Bob's face sags in wonder. "How can you be so accurate after all this time?"

"I'd have thought that fateful day was engraved on any true-born Englishman's heart," growls Terry. "At seven in the evening, we're tw
o-up, I'm standing on a table in deepest Westphalia singing God Save The Queen. An hour later, the Germans have hit three, my in-laws are dancing round the bierkeller to an oom-pah band beat. There was no way back after that."

That's what you get if you watch your team on telly in a bar in a foreign land: alienation. My accident of birth makes me English, but as a kid I had to watch that game against Germany in the long-departed cricket club bar in Kirkcaldy, where I spent part of my childhood.

My father, an Englishman who'd moved up north with his job, reacted like Terry Collier when his team were winning, dancing round a packed but otherwise silent room with a bloke from Manchester called Peter Hayes. An hour later, white-faced, the pair of them left the club, cursing Peter Bonetti and wondering where they'd find a doctor who could surgically remove cricket stumps at that time of night.

So I should have learnt not to follow England in Scottish bars. But as I grew older, I couldn't stop myself. I've never been masochistic enough to venture into the pub on the occasions when England play Scotland. But other big games have drawn me in and over the last 15 years, I've sat in the same Edinburgh bar and watched England throw virtually every important match they've played.

Against Germany in '96, my brain was too addled to care or even remember a defeat by penalties. But two years later the same experience against Argentina was bitter. That 'goal' headed home late in extra time by Sol Campbell had me and Teabag, my Rotherham-supporting pal, leaping like dolphins until a gentleman from Buenos Aires with a ruddy face and a ginger beard jabbed me on the shoulder and said: "The referee has ruled the goal out, amigo."

Or a spring night in 1993. The same one-room pub, two tellies.
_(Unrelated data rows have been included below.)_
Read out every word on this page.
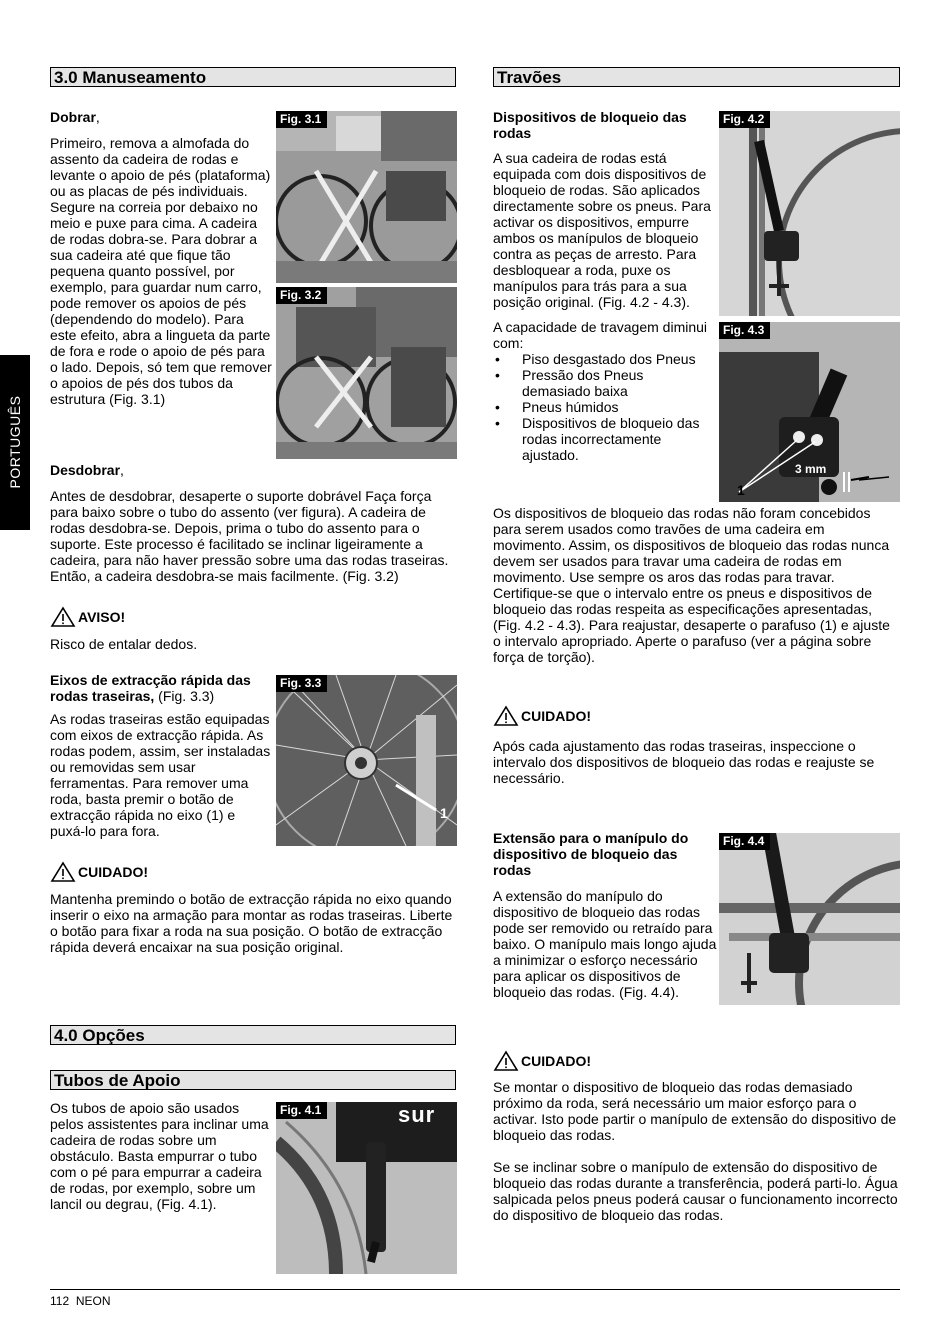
PORTUGUÊS
3.0 Manuseamento

Dobrar,

Primeiro, remova a almofada do assento da cadeira de rodas e levante o apoio de pés (plataforma) ou as placas de pés individuais. Segure na correia por debaixo no meio e puxe para cima. A cadeira de rodas dobra-se. Para dobrar a sua cadeira até que fique tão pequena quanto possível, por exemplo, para guardar num carro, pode remover os apoios de pés (dependendo do modelo). Para este efeito, abra a lingueta da parte de fora e rode o apoio de pés para o lado. Depois, só tem que remover o apoios de pés dos tubos da estrutura (Fig. 3.1)

Fig. 3.1
Fig. 3.2

Desdobrar,

Antes de desdobrar, desaperte o suporte dobrável Faça força para baixo sobre o tubo do assento (ver figura). A cadeira de rodas desdobra-se. Depois, prima o tubo do assento para o suporte. Este processo é facilitado se inclinar ligeiramente a cadeira, para não haver pressão sobre uma das rodas traseiras. Então, a cadeira desdobra-se mais facilmente. (Fig. 3.2)

AVISO!
Risco de entalar dedos.

Eixos de extracção rápida das rodas traseiras, (Fig. 3.3)

As rodas traseiras estão equipadas com eixos de extracção rápida. As rodas podem, assim, ser instaladas ou removidas sem usar ferramentas. Para remover uma roda, basta premir o botão de extracção rápida no eixo (1) e puxá-lo para fora.

Fig. 3.3
1
CUIDADO!
Mantenha premindo o botão de extracção rápida no eixo quando inserir o eixo na armação para montar as rodas traseiras. Liberte o botão para fixar a roda na sua posição. O botão de extracção rápida deverá encaixar na sua posição original.
4.0 Opções
Tubos de Apoio
Os tubos de apoio são usados pelos assistentes para inclinar uma cadeira de rodas sobre um obstáculo. Basta empurrar o tubo com o pé para empurrar a cadeira de rodas, por exemplo, sobre um lancil ou degrau, (Fig. 4.1).
sur
Fig. 4.1
Travões

Dispositivos de bloqueio das rodas

A sua cadeira de rodas está equipada com dois dispositivos de bloqueio de rodas. São aplicados directamente sobre os pneus. Para activar os dispositivos, empurre ambos os manípulos de bloqueio contra as peças de arresto. Para desbloquear a roda, puxe os manípulos para trás para a sua posição original. (Fig. 4.2 - 4.3).

A capacidade de travagem diminui com:

• Piso desgastado dos Pneus
• Pressão dos Pneus demasiado baixa
• Pneus húmidos
• Dispositivos de bloqueio das rodas incorrectamente ajustado.
Fig. 4.2
Fig. 4.3
3 mm
1

Os dispositivos de bloqueio das rodas não foram concebidos para serem usados como travões de uma cadeira em movimento. Assim, os dispositivos de bloqueio das rodas nunca devem ser usados para travar uma cadeira de rodas em movimento. Use sempre os aros das rodas para travar. Certifique-se que o intervalo entre os pneus e dispositivos de bloqueio das rodas respeita as especificações apresentadas, (Fig. 4.2 - 4.3). Para reajustar, desaperte o parafuso (1) e ajuste o intervalo apropriado. Aperte o parafuso (ver a página sobre força de torção).

CUIDADO!
Após cada ajustamento das rodas traseiras, inspeccione o intervalo dos dispositivos de bloqueio das rodas e reajuste se necessário.

Extensão para o manípulo do dispositivo de bloqueio das rodas

A extensão do manípulo do dispositivo de bloqueio das rodas pode ser removido ou retraído para baixo. O manípulo mais longo ajuda a minimizar o esforço necessário para aplicar os dispositivos de bloqueio das rodas. (Fig. 4.4).

Fig. 4.4
CUIDADO!

Se montar o dispositivo de bloqueio das rodas demasiado próximo da roda, será necessário um maior esforço para o activar. Isto pode partir o manípulo de extensão do dispositivo de bloqueio das rodas.

Se se inclinar sobre o manípulo de extensão do dispositivo de bloqueio das rodas durante a transferência, poderá parti-lo. Água salpicada pelos pneus poderá causar o funcionamento incorrecto do dispositivo de bloqueio das rodas.

112 NEON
On one, in the crowded side of the bar, Scotland are destined to lose 5-0 to Portugal. On the other, I'm there with my dad again, alone together watching as England breeze into an early two-goal lead against Holland, and look comfortable, even after Dennis Bergkamp pulled a goal back.

Then in the 85th minute, Holland are awarded a dubious penalty. If they equalise England could go out of the World Cup. By now, Scotland's loyal fans are all under the 'English' telly, cheering on a chap called Hertz van Hire, or some such name, who's taking the spot kick. And duly obliges.
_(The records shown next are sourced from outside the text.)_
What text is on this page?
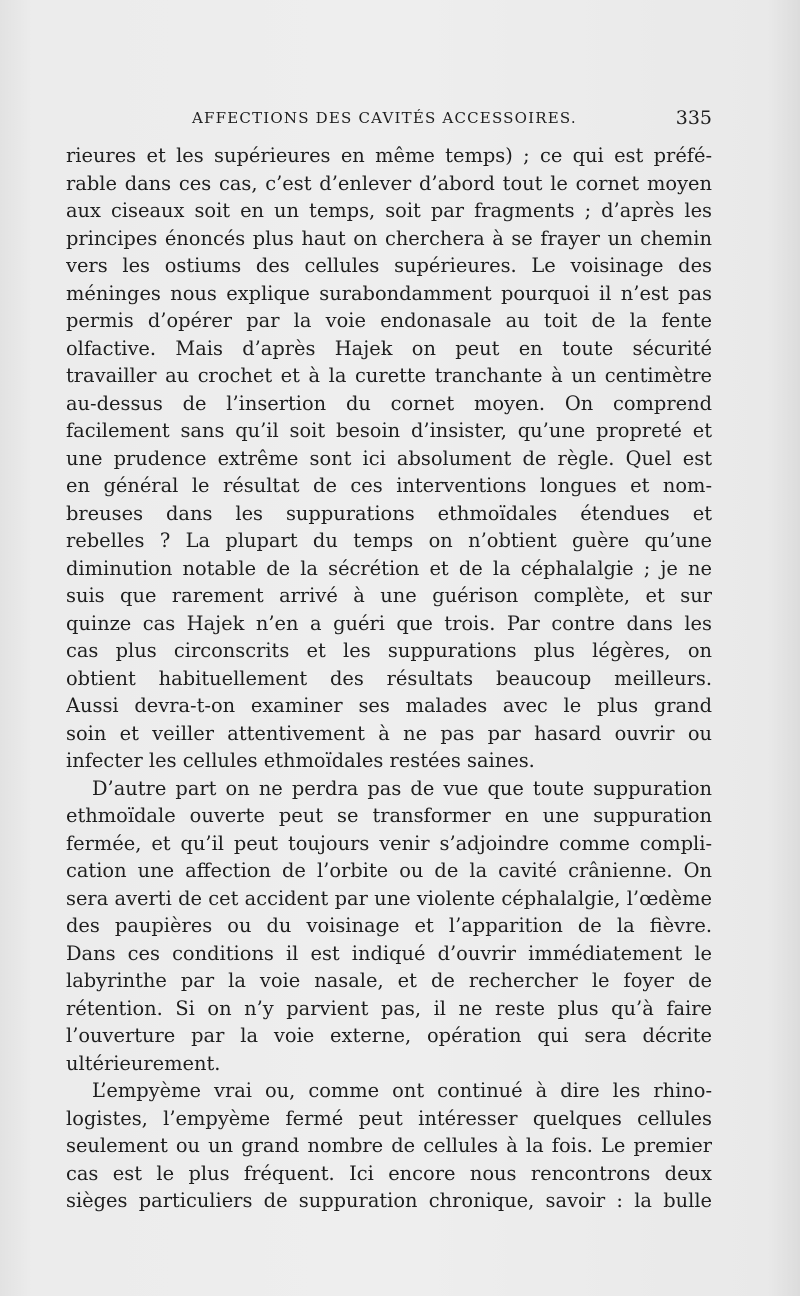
AFFECTIONS DES CAVITÉS ACCESSOIRES.	335
rieures et les supérieures en même temps) ; ce qui est préfé-
rable dans ces cas, c’est d’enlever d’abord tout le cornet moyen
aux ciseaux soit en un temps, soit par fragments ; d’après les
principes énoncés plus haut on cherchera à se frayer un chemin
vers les ostiums des cellules supérieures. Le voisinage des
méninges nous explique surabondamment pourquoi il n’est pas
permis d’opérer par la voie endonasale au toit de la fente
olfactive. Mais d’après Hajek on peut en toute sécurité
travailler au crochet et à la curette tranchante à un centimètre
au-dessus de l’insertion du cornet moyen. On comprend
facilement sans qu’il soit besoin d’insister, qu’une propreté et
une prudence extrême sont ici absolument de règle. Quel est
en général le résultat de ces interventions longues et nom-
breuses dans les suppurations ethmoïdales étendues et
rebelles ? La plupart du temps on n’obtient guère qu’une
diminution notable de la sécrétion et de la céphalalgie ; je ne
suis que rarement arrivé à une guérison complète, et sur
quinze cas Hajek n’en a guéri que trois. Par contre dans les
cas plus circonscrits et les suppurations plus légères, on
obtient habituellement des résultats beaucoup meilleurs.
Aussi devra-t-on examiner ses malades avec le plus grand
soin et veiller attentivement à ne pas par hasard ouvrir ou
infecter les cellules ethmoïdales restées saines.
D’autre part on ne perdra pas de vue que toute suppuration
ethmoïdale ouverte peut se transformer en une suppuration
fermée, et qu’il peut toujours venir s’adjoindre comme compli-
cation une affection de l’orbite ou de la cavité crânienne. On
sera averti de cet accident par une violente céphalalgie, l’œdème
des paupières ou du voisinage et l’apparition de la fièvre.
Dans ces conditions il est indiqué d’ouvrir immédiatement le
labyrinthe par la voie nasale, et de rechercher le foyer de
rétention. Si on n’y parvient pas, il ne reste plus qu’à faire
l’ouverture par la voie externe, opération qui sera décrite
ultérieurement.
L’empyème vrai ou, comme ont continué à dire les rhino-
logistes, l’empyème fermé peut intéresser quelques cellules
seulement ou un grand nombre de cellules à la fois. Le premier
cas est le plus fréquent. Ici encore nous rencontrons deux
sièges particuliers de suppuration chronique, savoir : la bulle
"We've been hammered five nil but it feels like victory!" yells a bloke from Maastricht with a ruddy face and a ginger beard.

Fast forward to last Wednesday. I'm half an hour late, and as I arrive at the door of the pub, there's a mighty cheer. By the time I'm inside, they're showing replays of Kenny Miller on six tellies (this is called progress). A pretty woman looks at a seventh screen in the distance, turns to her friend and yells above the din: "England have gone a goal down." This time, no one gives a monkey's.

Has Scotland finally got over its rivalry with its southern neighbour? I've a notion that arguments about anti-Englishness only ever arose after televised football matches – and they were always based on licensed premises.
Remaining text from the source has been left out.